大目「では、まず西の宮から・・・。大王(孝霊天皇)。細媛。彦狭島(ひこさしま)こと歯黒(はぐろ)。歯黒の母、絙某弟(はえいろど)こと『ハエ』。彦五十狭芹彦(ひこいさせりひこ)こと芹彦。そして、大山祇神(おおやまづみのかみ)じゃほい。」

系図(西の宮)

鶯王「なるほど。東の宮は、少し違うようじゃな。大王。母上様。ふぅちゃん。歯黒。稚武彦(わかたけひこ)こと『タケ』となっておる。」

系図(東の宮)

大目「それだけじゃないんじゃほい。東の宮の摂社(せっしゃ)、若宮神社(わかみやじんじゃ)には、わしこと、磯城大目(しき・の・おおめ)。大水口宿禰(おおみなくち・のすくね)こと『みなお』。大矢口宿禰(おおやぐち・のすくね)こと『ぐっさん』。そして『ぐっさん』の息子、鬱色雄(うつしこお)こと『コー』が祀られてるんじゃほい。」

祭神一覧

鶯王「左様か・・・。
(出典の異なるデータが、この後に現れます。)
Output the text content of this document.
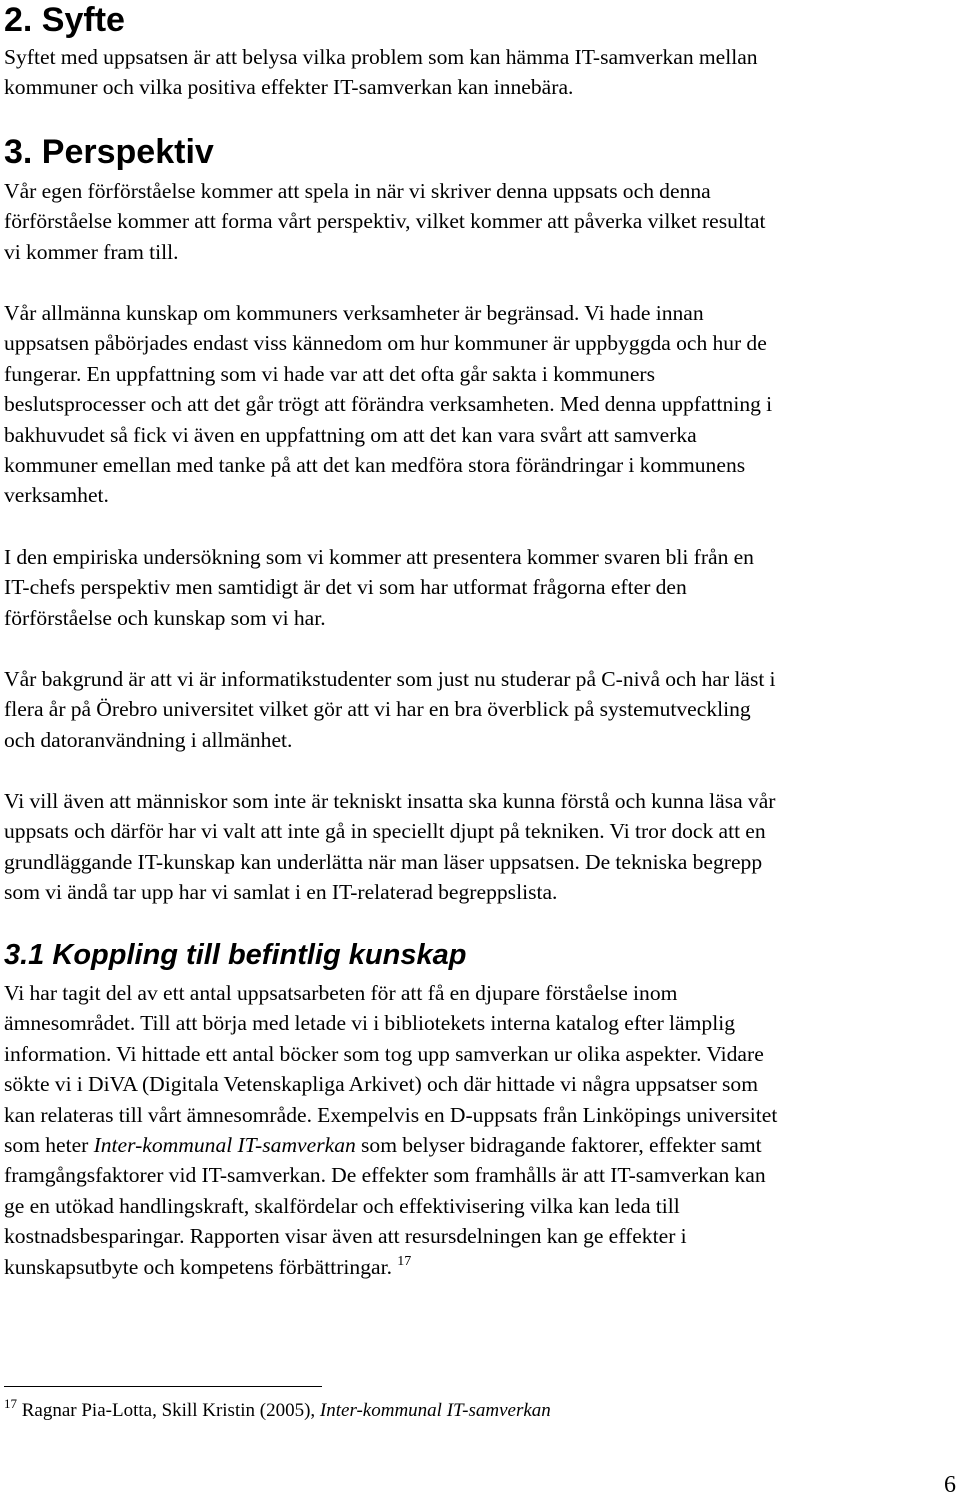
2. Syfte

Syftet med uppsatsen är att belysa vilka problem som kan hämma IT-samverkan mellan
kommuner och vilka positiva effekter IT-samverkan kan innebära.

3. Perspektiv

Vår egen förförståelse kommer att spela in när vi skriver denna uppsats och denna
förförståelse kommer att forma vårt perspektiv, vilket kommer att påverka vilket resultat
vi kommer fram till.

Vår allmänna kunskap om kommuners verksamheter är begränsad. Vi hade innan
uppsatsen påbörjades endast viss kännedom om hur kommuner är uppbyggda och hur de
fungerar. En uppfattning som vi hade var att det ofta går sakta i kommuners
beslutsprocesser och att det går trögt att förändra verksamheten. Med denna uppfattning i
bakhuvudet så fick vi även en uppfattning om att det kan vara svårt att samverka
kommuner emellan med tanke på att det kan medföra stora förändringar i kommunens
verksamhet.

I den empiriska undersökning som vi kommer att presentera kommer svaren bli från en
IT-chefs perspektiv men samtidigt är det vi som har utformat frågorna efter den
förförståelse och kunskap som vi har.

Vår bakgrund är att vi är informatikstudenter som just nu studerar på C-nivå och har läst i
flera år på Örebro universitet vilket gör att vi har en bra överblick på systemutveckling
och datoranvändning i allmänhet.

Vi vill även att människor som inte är tekniskt insatta ska kunna förstå och kunna läsa vår
uppsats och därför har vi valt att inte gå in speciellt djupt på tekniken. Vi tror dock att en
grundläggande IT-kunskap kan underlätta när man läser uppsatsen. De tekniska begrepp
som vi ändå tar upp har vi samlat i en IT-relaterad begreppslista.

3.1 Koppling till befintlig kunskap

Vi har tagit del av ett antal uppsatsarbeten för att få en djupare förståelse inom
ämnesområdet. Till att börja med letade vi i bibliotekets interna katalog efter lämplig
information. Vi hittade ett antal böcker som tog upp samverkan ur olika aspekter. Vidare
sökte vi i DiVA (Digitala Vetenskapliga Arkivet) och där hittade vi några uppsatser som
kan relateras till vårt ämnesområde. Exempelvis en D-uppsats från Linköpings universitet
som heter Inter-kommunal IT-samverkan som belyser bidragande faktorer, effekter samt
framgångsfaktorer vid IT-samverkan. De effekter som framhålls är att IT-samverkan kan
ge en utökad handlingskraft, skalfördelar och effektivisering vilka kan leda till
kostnadsbesparingar. Rapporten visar även att resursdelningen kan ge effekter i
kunskapsutbyte och kompetens förbättringar. $^{17}$

$^{17}$ Ragnar Pia-Lotta, Skill Kristin (2005), Inter-kommunal IT-samverkan

6
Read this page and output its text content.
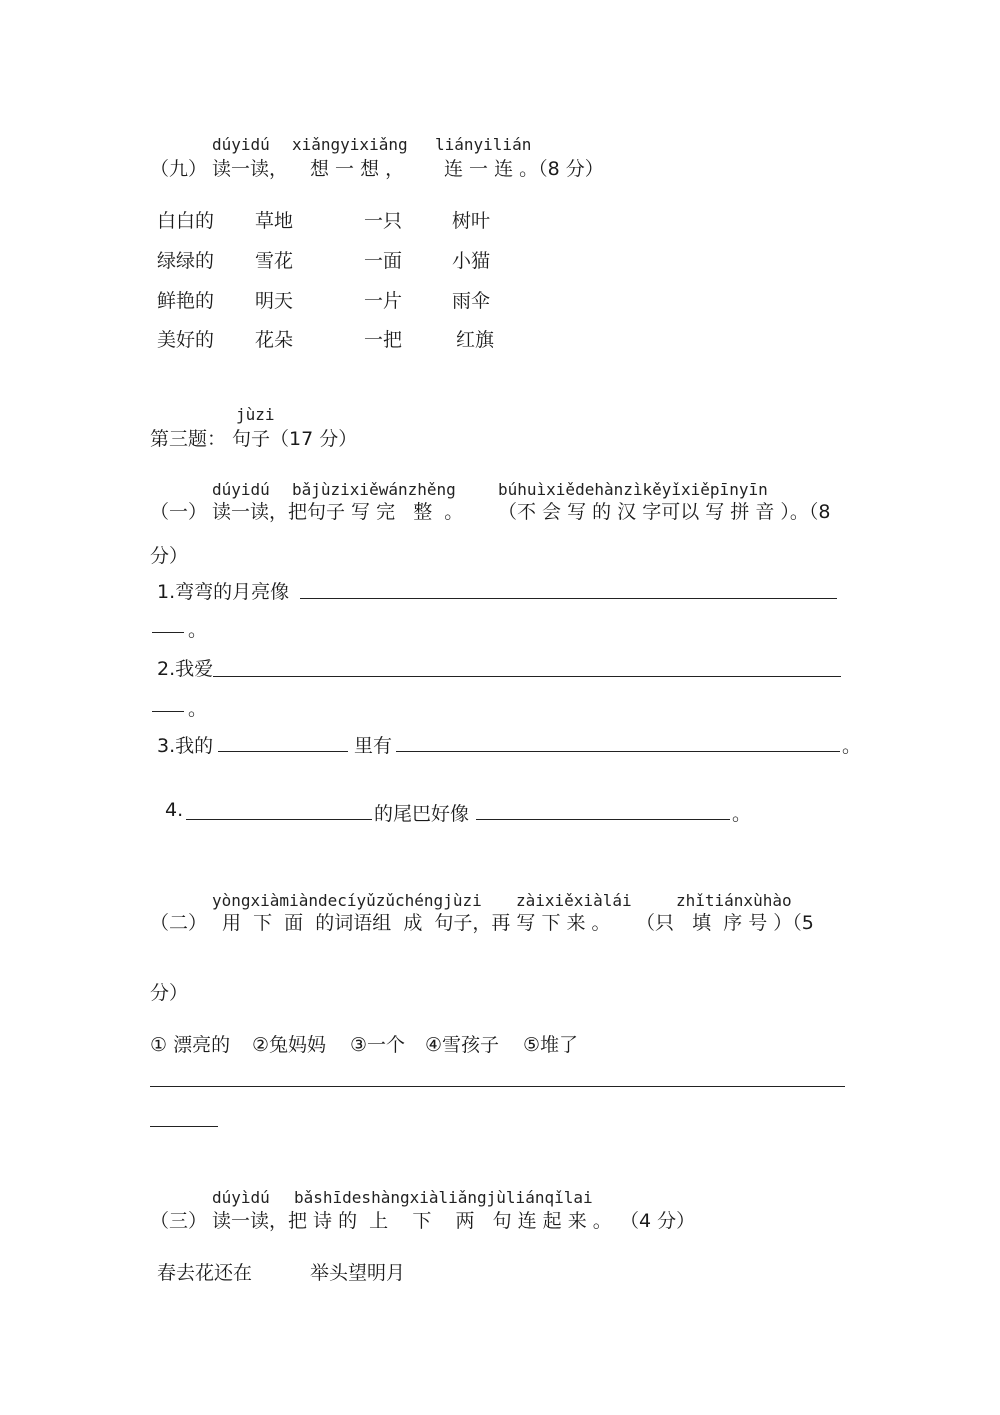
dúyidú xiǎngyixiǎng liányilián
（九） 读一读， 想 一 想 ， 连 一 连 。（8 分）
白白的 草地	一只	树叶
绿绿的 雪花	一面	小猫
鲜艳的 明天	一片	雨伞
美好的 花朵	一把	红旗
jùzi
第三题： 句子（17 分）
dúyidú bǎjùzixiěwánzhěng	búhuìxiědehànzìkěyǐxiěpīnyīn
（一） 读一读，把句子 写 完   整  。 （不 会 写 的 汉 字可以 写 拼 音 ）。（8
分）
1.弯弯的月亮像
。
2.我爱
。
3.我的	里有	。
4.	的尾巴好像	。
yòngxiàmiàndecíyǔzǔchéngjùzi zàixiěxiàlái	zhǐtiánxùhào
（二） 用  下  面  的词语组  成  句子，再 写 下 来 。 （只   填  序 号 ）（5
分）
① 漂亮的 ②兔妈妈 ③一个 ④雪孩子 ⑤堆了
dúyìdú bǎshīdeshàngxiàliǎngjùliánqǐlai
（三） 读一读，把 诗 的  上    下    两   句 连 起 来 。 （4 分）
春去花还在	举头望明月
ちなみに、母上様は、安産の神様として祀られているようじゃな。平安時代まで、臍(へそ)のことを『ほそ』と呼んでいたことから、安産と結びついたらしい。」

大目「きっと、娘も喜んでいると思うんじゃほい・・・(´;ω;`)ウッ…。」

こうして、戦いの最中、大后の細媛は、帰らぬ人となったのであった。